In a similar way we can look to a larger company with Microsoft. In the corporate landscape, Microsoft’s journey under the leadership of Satya Nadella serves as a beacon of resilience. Faced with the decline of desktop computing and the rise of mobile devices, Microsoft struggled to adapt in the early 2000s. However, Nadella’s strategic vision and resilience came to the fore when he led the company to focus on cloud services and subscription models. This bold pivot revitalised Microsoft, positioning it as a dominant force in the tech industry once again.

Agile Leadership – Adapting Swiftly to Change

The essence of resilience in the entrepreneurial journey often lies in embracing agile principles. The ability to break down complex challenges into manageable tasks and iterate rapidly based on feedback is exemplified by successful founders. Examining Chesky’s methodical approach to the company’s turnaround you can see the quick insights from their customers morph into real-world products that made a big impact. 


People, emotions and empathy


Contrary to the perception that businesses should force employees to work insane hours and burn out for success you’ll often find visionary leaders advocate for the opposite. They way in which Airbnb CEO Brian Chesky cared for the workers that he had to lay off shows a huge empathetic understanding. Similarly Nadella at Microsoft believes in a strong work/life balance and introduced ‘OneWeek’ where employees are encouraged to take time off to focus on their own projects and interests.

A Daily Routine


But what builds resilience? How do these celebrate visionaries do it? There are some common threads. Routine seems to be one of them, as does exercise or hitting the gym. This Inc. article provides a great list of things that many founders and CEOs have done to keep building their resilience.

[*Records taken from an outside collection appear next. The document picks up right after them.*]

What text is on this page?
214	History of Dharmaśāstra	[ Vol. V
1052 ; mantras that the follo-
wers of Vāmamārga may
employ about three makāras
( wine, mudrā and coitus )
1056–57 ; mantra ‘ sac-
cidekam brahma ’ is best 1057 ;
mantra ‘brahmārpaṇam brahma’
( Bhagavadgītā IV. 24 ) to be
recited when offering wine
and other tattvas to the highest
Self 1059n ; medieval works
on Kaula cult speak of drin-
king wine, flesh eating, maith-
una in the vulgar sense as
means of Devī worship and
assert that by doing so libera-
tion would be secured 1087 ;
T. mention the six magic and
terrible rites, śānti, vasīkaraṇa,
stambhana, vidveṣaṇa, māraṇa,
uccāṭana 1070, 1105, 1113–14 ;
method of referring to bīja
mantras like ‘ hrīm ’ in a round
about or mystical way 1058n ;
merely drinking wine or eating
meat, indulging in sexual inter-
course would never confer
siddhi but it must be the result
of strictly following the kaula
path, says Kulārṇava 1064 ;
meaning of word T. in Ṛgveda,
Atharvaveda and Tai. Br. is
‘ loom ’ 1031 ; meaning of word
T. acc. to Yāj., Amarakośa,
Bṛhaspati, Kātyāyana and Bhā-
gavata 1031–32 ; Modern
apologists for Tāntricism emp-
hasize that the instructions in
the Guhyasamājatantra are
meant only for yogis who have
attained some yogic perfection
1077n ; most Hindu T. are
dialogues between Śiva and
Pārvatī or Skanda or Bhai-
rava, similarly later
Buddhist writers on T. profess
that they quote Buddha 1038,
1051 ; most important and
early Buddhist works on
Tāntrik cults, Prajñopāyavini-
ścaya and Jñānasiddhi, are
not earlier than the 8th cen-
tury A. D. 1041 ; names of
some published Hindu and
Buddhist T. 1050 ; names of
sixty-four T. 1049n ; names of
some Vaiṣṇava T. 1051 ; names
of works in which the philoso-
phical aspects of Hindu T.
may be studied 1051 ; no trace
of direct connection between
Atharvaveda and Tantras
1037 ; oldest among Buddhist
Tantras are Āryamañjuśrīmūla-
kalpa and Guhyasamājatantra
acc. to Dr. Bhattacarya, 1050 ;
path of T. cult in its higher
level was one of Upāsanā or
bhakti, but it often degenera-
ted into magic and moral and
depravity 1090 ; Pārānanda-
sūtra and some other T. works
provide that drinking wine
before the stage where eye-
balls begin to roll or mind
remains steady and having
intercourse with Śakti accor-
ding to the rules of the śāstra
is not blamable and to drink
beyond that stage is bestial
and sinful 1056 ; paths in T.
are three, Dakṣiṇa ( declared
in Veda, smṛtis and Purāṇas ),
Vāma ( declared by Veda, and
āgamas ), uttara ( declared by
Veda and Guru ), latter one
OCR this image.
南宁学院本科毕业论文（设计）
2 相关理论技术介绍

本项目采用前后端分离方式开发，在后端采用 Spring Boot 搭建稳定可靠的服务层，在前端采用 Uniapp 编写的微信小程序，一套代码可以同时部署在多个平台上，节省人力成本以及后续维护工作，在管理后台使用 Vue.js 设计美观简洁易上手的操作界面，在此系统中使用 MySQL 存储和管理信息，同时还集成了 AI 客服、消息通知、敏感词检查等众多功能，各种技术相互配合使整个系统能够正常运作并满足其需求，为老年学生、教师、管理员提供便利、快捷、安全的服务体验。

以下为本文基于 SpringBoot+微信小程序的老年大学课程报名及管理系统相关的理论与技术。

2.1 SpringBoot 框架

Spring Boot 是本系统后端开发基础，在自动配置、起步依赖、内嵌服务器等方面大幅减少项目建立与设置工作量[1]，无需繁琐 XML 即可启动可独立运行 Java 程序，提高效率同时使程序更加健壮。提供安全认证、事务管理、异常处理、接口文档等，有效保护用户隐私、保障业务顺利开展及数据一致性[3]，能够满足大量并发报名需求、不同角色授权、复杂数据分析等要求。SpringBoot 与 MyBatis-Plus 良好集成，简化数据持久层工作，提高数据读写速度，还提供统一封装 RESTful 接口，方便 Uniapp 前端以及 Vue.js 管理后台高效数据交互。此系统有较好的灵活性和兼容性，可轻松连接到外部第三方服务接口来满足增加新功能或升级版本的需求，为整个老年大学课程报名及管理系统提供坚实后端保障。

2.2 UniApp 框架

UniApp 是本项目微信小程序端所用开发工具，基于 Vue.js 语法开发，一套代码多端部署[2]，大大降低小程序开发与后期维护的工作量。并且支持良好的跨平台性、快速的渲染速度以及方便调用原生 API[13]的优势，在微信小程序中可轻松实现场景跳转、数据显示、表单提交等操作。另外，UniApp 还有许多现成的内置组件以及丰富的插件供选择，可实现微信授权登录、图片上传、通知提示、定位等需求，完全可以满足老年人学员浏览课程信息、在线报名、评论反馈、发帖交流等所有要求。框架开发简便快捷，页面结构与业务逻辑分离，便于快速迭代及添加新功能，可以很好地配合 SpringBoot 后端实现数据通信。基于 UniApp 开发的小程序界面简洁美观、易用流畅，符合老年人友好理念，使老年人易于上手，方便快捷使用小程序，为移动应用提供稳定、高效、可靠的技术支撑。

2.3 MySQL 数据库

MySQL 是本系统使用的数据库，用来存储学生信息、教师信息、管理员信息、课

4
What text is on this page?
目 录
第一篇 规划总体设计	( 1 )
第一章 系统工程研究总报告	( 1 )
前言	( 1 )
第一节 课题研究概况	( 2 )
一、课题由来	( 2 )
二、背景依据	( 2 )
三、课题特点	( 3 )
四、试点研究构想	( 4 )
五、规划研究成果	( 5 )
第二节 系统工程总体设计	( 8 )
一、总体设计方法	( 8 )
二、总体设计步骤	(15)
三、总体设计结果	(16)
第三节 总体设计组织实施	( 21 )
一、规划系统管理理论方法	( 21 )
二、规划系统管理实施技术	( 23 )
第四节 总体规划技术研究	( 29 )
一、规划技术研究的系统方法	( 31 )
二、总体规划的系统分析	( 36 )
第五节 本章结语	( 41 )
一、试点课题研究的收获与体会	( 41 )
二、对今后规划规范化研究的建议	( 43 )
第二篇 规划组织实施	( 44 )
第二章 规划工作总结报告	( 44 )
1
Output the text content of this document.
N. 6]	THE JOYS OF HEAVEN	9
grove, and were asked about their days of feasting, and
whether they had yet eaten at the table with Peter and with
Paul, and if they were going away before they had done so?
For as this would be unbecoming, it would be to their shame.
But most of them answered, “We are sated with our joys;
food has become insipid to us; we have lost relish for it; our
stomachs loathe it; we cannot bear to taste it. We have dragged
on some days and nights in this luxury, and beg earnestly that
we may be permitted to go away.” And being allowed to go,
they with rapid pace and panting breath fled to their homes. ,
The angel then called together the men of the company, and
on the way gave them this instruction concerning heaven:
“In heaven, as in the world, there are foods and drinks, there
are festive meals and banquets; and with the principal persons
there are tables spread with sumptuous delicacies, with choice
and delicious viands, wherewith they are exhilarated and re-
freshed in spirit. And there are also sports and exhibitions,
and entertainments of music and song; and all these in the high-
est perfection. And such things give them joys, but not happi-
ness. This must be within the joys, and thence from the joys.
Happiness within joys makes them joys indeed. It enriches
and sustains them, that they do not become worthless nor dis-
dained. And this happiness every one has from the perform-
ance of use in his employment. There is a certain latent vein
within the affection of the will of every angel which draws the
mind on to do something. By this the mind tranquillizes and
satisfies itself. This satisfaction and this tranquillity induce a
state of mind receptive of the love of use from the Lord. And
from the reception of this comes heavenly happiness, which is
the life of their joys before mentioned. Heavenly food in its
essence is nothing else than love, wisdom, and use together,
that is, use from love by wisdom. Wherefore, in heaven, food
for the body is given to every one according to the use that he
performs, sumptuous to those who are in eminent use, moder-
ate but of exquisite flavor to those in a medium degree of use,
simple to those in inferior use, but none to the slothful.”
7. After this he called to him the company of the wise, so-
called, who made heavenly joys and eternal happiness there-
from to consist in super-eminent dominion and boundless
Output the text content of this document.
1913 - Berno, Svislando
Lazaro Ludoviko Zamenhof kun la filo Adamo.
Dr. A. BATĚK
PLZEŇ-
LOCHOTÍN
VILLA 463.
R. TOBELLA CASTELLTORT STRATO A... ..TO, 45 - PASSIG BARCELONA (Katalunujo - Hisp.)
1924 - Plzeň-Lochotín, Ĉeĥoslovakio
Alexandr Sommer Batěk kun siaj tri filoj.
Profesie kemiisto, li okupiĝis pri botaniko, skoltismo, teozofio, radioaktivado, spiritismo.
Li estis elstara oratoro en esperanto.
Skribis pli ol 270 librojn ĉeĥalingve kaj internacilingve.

How to build your own resilience

1 Lean into yourself

Accept your situation. By developing a self care mentality you become able to lead without losing it. You’ll feel calm in situations where others may panic. By accepting who we are and learning to be kind to yourself you make it easier to deflect incoming noise, drama, stress and are able to make the right decisions at the right time

2 Build your routine and stick to it

There is never a ‘done’ in life. So once you get that construct a routine of good habits and keep going. This will serve you well. Routine means structure, discipline and results over time. When things get tough you’ve always got your routine to keep you going.

3 Work out

I’ve been through complex neurosurgery, many failed ventures and some successes. I can honestly say that lifting weights most days has been instrumental in building my resilience. You’ll also be surrounded by like-minded people who will encourage you to do better. Often daily. Build in an exercise program into your routine.

4 Eat well and be healthy

Obvious but eating junk and boozing heavily will make you lethargic and feel crap. When stress hits and you need to call on your inner reserved of mental and physical strength your diet will prepare you well. Again, incorporate healthy eating into your daily routine. Results at the gym or exercise are largely dependent on diet.

5 Learn, Daily

You don’t know it all. No one does or ever will. Keep your mind active by being curious. Learning new skills, reading new stories about successful founders or businesses or even learning how to do latte art will keep fuelling your brain with thoughts and ideas.

6 Lead by example

Be on time, try to be presentable. Don’t lose your shit too much. Jump on things however small to show you care. I cannot stress how much impact a founder or leader can have by getting in there with the team, ideating on something, doing something that the team wouldn’t expect. Go all in.

7 Ask

Steve Jobs called it here. If you don’t ask you’ll never get. Whether it is for investment or just a question about an idea. Don’t ever be afraid to ask as you leave opportunity on the table.

8 Be kind

What matters to you? Do you think your team will remember reaching their OKRs for Q4? Or nailing that one launch that you held a deadline over their head for? Nope. People will remember gestures, experiences, the times you listened and cared and treated them with respect. So be kind, if anything at all.